The opioid epidemic is ravaging our country, ruining the lives of hundreds of thousands across lines of class and racial differences and displacing the most vulnerable among them from their homes.

A survey conducted by the United States Conference of Mayors found that “68 percent of cities reported that substance abuse was the largest cause of homelessness for single adults.”

It is not a mass movement of apathy and addiction that is responsible for this crisis but the greed of pharmaceutical companies, manufacturers and many doctors.  

Under capitalism, the role of healthcare has been perverted from its expressed purpose of providing treatment to those in need into a reckless, for-profit industry. The opioid epidemic has been manufactured by pharmaceutical companies to sell addictive drugs as a means of maximizing profits.

It is unconscionable that the executives of these companies take home millions, while the people who fall victim to their drug-peddling end up on the streets.
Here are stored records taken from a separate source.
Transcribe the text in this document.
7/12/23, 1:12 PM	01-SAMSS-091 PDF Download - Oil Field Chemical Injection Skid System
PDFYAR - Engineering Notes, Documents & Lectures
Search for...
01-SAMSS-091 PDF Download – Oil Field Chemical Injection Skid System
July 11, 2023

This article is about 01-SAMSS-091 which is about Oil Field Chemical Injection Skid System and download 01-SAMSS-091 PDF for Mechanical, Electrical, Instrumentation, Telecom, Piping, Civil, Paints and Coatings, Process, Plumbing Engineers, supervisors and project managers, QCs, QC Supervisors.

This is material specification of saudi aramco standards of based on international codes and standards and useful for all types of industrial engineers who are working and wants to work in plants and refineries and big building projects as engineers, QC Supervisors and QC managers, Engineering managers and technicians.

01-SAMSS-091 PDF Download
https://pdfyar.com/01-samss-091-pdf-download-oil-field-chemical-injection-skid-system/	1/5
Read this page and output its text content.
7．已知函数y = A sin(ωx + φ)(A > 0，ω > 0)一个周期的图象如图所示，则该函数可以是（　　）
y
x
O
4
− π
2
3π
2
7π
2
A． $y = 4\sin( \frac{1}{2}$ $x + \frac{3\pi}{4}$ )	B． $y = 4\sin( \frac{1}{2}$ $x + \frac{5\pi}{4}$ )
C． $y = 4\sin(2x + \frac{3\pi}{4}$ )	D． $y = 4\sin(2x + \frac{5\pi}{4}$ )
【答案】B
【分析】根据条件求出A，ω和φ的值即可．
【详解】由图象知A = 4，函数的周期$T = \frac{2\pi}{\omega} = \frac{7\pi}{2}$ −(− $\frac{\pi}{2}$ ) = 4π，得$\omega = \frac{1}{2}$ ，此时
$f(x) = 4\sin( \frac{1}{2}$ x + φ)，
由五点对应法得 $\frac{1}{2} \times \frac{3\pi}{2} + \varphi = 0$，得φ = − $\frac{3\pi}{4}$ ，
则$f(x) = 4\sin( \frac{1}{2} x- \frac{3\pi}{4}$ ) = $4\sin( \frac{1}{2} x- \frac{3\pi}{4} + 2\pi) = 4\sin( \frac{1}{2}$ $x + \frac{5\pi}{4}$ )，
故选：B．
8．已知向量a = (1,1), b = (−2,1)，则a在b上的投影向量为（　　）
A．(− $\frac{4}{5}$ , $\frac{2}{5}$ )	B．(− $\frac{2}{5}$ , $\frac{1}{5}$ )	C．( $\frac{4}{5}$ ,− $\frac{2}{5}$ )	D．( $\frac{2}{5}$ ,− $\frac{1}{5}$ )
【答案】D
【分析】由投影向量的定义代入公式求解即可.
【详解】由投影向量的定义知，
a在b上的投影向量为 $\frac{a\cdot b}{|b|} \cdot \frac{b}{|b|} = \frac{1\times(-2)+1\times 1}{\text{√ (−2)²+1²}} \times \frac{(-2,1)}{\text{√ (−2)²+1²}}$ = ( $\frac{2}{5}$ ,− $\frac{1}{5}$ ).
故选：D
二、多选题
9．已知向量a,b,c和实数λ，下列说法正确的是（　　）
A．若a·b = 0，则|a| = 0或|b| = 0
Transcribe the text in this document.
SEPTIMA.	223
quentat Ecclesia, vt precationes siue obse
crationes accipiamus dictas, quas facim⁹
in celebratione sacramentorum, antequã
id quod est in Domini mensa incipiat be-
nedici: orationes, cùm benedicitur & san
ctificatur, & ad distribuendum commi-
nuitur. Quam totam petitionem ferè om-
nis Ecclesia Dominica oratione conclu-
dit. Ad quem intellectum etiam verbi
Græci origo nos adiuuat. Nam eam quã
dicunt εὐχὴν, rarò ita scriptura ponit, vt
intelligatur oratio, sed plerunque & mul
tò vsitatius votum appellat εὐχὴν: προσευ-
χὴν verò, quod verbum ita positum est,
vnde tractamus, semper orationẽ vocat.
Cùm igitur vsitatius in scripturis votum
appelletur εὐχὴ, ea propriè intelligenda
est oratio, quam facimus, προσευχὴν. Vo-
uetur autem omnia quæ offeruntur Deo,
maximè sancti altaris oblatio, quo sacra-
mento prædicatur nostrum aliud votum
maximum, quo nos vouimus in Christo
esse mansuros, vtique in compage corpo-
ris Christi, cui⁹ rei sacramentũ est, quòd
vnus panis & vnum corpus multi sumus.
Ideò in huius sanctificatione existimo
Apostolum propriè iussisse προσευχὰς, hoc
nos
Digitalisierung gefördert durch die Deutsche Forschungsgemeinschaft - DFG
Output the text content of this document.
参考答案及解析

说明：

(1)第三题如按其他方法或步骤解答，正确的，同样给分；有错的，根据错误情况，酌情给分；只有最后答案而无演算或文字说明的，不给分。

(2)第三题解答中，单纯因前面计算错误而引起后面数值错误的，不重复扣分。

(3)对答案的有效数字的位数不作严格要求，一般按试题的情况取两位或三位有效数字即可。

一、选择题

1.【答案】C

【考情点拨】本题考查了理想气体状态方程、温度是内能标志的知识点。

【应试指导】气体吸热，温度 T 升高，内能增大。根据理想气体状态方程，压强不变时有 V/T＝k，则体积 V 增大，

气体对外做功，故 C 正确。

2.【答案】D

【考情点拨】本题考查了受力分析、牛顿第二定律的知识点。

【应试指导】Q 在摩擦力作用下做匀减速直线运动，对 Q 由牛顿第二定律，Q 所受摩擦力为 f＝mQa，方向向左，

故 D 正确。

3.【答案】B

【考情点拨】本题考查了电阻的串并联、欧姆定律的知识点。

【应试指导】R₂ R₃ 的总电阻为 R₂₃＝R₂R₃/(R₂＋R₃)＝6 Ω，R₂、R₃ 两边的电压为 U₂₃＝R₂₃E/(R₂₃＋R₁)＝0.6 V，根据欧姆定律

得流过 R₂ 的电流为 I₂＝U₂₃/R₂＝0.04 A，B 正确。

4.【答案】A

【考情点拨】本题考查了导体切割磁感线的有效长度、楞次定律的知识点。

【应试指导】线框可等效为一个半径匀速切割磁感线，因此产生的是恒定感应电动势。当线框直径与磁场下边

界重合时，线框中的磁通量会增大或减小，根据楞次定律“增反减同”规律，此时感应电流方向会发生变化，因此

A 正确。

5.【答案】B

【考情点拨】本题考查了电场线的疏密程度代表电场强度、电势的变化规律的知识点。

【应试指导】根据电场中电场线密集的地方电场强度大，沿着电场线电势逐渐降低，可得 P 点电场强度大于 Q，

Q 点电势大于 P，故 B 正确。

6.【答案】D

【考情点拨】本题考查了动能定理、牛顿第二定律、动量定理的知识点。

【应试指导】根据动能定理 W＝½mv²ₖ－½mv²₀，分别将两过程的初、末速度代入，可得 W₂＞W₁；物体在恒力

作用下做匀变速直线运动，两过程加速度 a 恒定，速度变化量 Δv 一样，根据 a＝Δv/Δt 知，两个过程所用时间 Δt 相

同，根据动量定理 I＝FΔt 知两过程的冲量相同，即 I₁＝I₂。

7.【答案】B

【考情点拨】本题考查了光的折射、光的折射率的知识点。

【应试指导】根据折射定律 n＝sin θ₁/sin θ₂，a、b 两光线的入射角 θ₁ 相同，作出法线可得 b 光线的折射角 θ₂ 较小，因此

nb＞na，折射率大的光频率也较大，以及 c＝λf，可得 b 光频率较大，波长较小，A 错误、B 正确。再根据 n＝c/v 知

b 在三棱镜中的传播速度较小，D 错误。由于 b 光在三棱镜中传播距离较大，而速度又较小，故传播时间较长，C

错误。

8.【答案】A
We demonize the homeless, yet we allow the perpetrators of these white collar crimes to walk freely.

While our response to homelessness has become increasingly punitive – by putting spikes on window sills and dividers on benches to push the homeless out of sight and often into prisons – we need to recognize the material conditions that drive homelessness. We must also identify who the real criminals are: the bourgeois class who profit off the destruction of people’s lives. 

Homelessness is not the result of the personal choices of the homeless, as it has been framed for decades, but of the systems of power that facilitate poverty. Framing it as the individual failures of poor people is a way for corporations, and the affluent class at their helm, to shirk responsibility for structuring society in a way that requires mass exploitation.

To solve the massive problems of homelessness and the opioid epidemic, we must stop our victim-blaming and hold the real perpetrators of these injustices accountable.